Yolcular hep kaçak ve mülteci tüm çocuklar...
'insan inandığı şeyler uğruna muhteşem hatalar yaparmış' ya
Yaprak yeşiline tutkun olunca gün
Gecenin gözlerden uzak niyetlerine
Sızınca sarhoşluklar
Tok sedasıyla cebini yoklarmış toklar
Veremli nefesi tenine alakaymış
Arzu hal çocuk
Arzu hali kusarmış...
Üzülme çocuk senden ibaret değil yanılgı
Bir katresin güneşte eksilen
Ve çoğalan başaklara yağmur gibi dökülen
Salyalaşan sözcükler göz kamaştırsa da ardından
Ve göbeğini kaşısa da lanetli her bezirgân
Bil ki çocuk bil ki, agâh olunmaz sonradan
Kalptedir bütün mahlas...
Sen kelebek kanatlarını topla çalılar arasından
Belki tutunursun kalbur altı zamana
Avare durmasın elin su iç sevda pınarlarından
Vur sazının tellerine
Bak akşam olur
Korkarsın karanlıktan
Türkünü söyle yeniden yüksek sesle
Nasılsa avuçlarında özgürlük t/uzağı maviler
Mevsim bahar ıslığı çaldıkça ayaklan...
Barbados'un yetim yüzü çökmüş çizgilerine
Mezonun lehçesiyle ağıtlanırken dilin
Hüznünün duvağında gözbebeğini öldürme
Gel adı suskunluğum
Adı merhamet silinmiş gözlerde yosma
Sana balyoz vuran ellerden korkma
Suskunluğum şahlandı dokundukça tuşlara...
...
Gel çocuk
Gel
Seç takvim yapraklarından kınını
Bağışla
Bağışla efkarınla adını...
'Zalimin talim ettiği yola minnet eyleme'
Adını adını ihsan eyle...
Not:Göremediklerimize,sesine yabancı kaldıklarımıza, hayatla savaşan kadınlara,rızkı çalınmış çocuklara ve dilsiz kalan merhamete söyleyemediklerimiz......

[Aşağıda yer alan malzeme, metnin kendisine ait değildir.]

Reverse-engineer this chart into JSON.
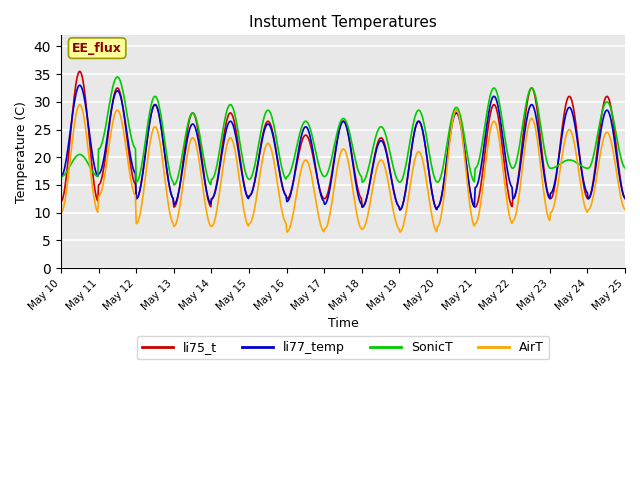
{
  "title": "Instument Temperatures",
  "xlabel": "Time",
  "ylabel": "Temperature (C)",
  "ylim": [
    0,
    42
  ],
  "yticks": [
    0,
    5,
    10,
    15,
    20,
    25,
    30,
    35,
    40
  ],
  "annotation_text": "EE_flux",
  "annotation_color": "#8B0000",
  "annotation_bg": "#FFFF99",
  "bg_color": "#E8E8E8",
  "series_colors": {
    "li75_t": "#CC0000",
    "li77_temp": "#0000CC",
    "SonicT": "#00CC00",
    "AirT": "#FFA500"
  },
  "series_lw": 1.2,
  "xtick_positions": [
    0,
    1,
    2,
    3,
    4,
    5,
    6,
    7,
    8,
    9,
    10,
    11,
    12,
    13,
    14,
    15
  ],
  "xtick_labels": [
    "May 10",
    "May 11",
    "May 12",
    "May 13",
    "May 14",
    "May 15",
    "May 16",
    "May 17",
    "May 18",
    "May 19",
    "May 20",
    "May 21",
    "May 22",
    "May 23",
    "May 24",
    "May 25"
  ],
  "num_days": 15,
  "points_per_day": 48,
  "day_peaks": {
    "li75_t": [
      35.5,
      32.5,
      29.5,
      28.0,
      28.0,
      26.5,
      24.0,
      26.5,
      23.5,
      26.5,
      28.5,
      29.5,
      32.5,
      31.0,
      31.0
    ],
    "li77_temp": [
      33.0,
      32.0,
      29.5,
      26.0,
      26.5,
      26.0,
      25.5,
      26.5,
      23.0,
      26.5,
      28.0,
      31.0,
      29.5,
      29.0,
      28.5
    ],
    "SonicT": [
      20.5,
      34.5,
      31.0,
      28.0,
      29.5,
      28.5,
      26.5,
      27.0,
      25.5,
      28.5,
      29.0,
      32.5,
      32.5,
      19.5,
      30.0
    ],
    "AirT": [
      29.5,
      28.5,
      25.5,
      23.5,
      23.5,
      22.5,
      19.5,
      21.5,
      19.5,
      21.0,
      28.5,
      26.5,
      27.0,
      25.0,
      24.5
    ]
  },
  "day_mins": {
    "li75_t": [
      12.0,
      15.0,
      12.5,
      11.0,
      12.5,
      13.0,
      12.5,
      12.5,
      11.0,
      10.5,
      11.0,
      11.0,
      12.5,
      12.5,
      12.5
    ],
    "li77_temp": [
      16.5,
      17.0,
      12.5,
      11.5,
      12.5,
      13.0,
      12.0,
      11.5,
      11.0,
      10.5,
      11.0,
      14.5,
      12.5,
      13.5,
      12.5
    ],
    "SonicT": [
      16.5,
      21.5,
      15.5,
      15.0,
      16.0,
      16.0,
      16.5,
      16.5,
      15.5,
      15.5,
      15.5,
      18.0,
      18.0,
      18.0,
      18.0
    ],
    "AirT": [
      10.0,
      13.0,
      8.0,
      7.5,
      7.5,
      8.0,
      6.5,
      7.0,
      7.0,
      6.5,
      7.5,
      8.0,
      8.5,
      10.0,
      10.5
    ]
  }
}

Göremediklerimizin ya da bakmaya kıyamadığımız günlerimize armağan misali akıyor geceye doğru, dizeler.Çoğumuz yollarımızı kaybederken karanlığın silüetlerinde,bir kıvılcım gözüyle rehber olurdu duraklar mavi hayallerimize.İşte buna katkı sağlayan yine bir şiir daha,Hazal'dan(abla).''Bir şarkı(şiir) vardır hani: Çocuklar,çocuklar inanın inanın çocuklar güzel günler göreceğiz güneşli günler'', veya ''bir kadını ağlatmak çok zor değildir aslında. Kadınlar her şeye ağlayabilir; bir filme, bir şarkıya, bir yazıya... En az erkekler kadar yani! Ama bir kadını yürekten ağlatmak zordur. Eğer bir kadın yürekten ağlıyorsa, ağlatan onun yüreğine ulaşmış demektir...''
'insan inandığı şeyler uğruna muhteşem hatalar yaparmış'
Bazen çoğumuz bile şaşarız buna;ama elimizden yine birşeyler gelmez.Farkında değilizdir yani yaptıklarımızın.Zaman alır götürür bizi sadece uzaklara...
Yüreğine sağlık abla mükellefti..
Tebriklerimle
Notunda "...söyleyemediklerimiz" demiş şair, amma: "Adı cana cefa / züleyha / sine-i harap gönül / zamana şüheda / derin yara..." da demiş; yetinmemiş, iz koymuş. Daha ne konulabilir ki? Kutluyorum.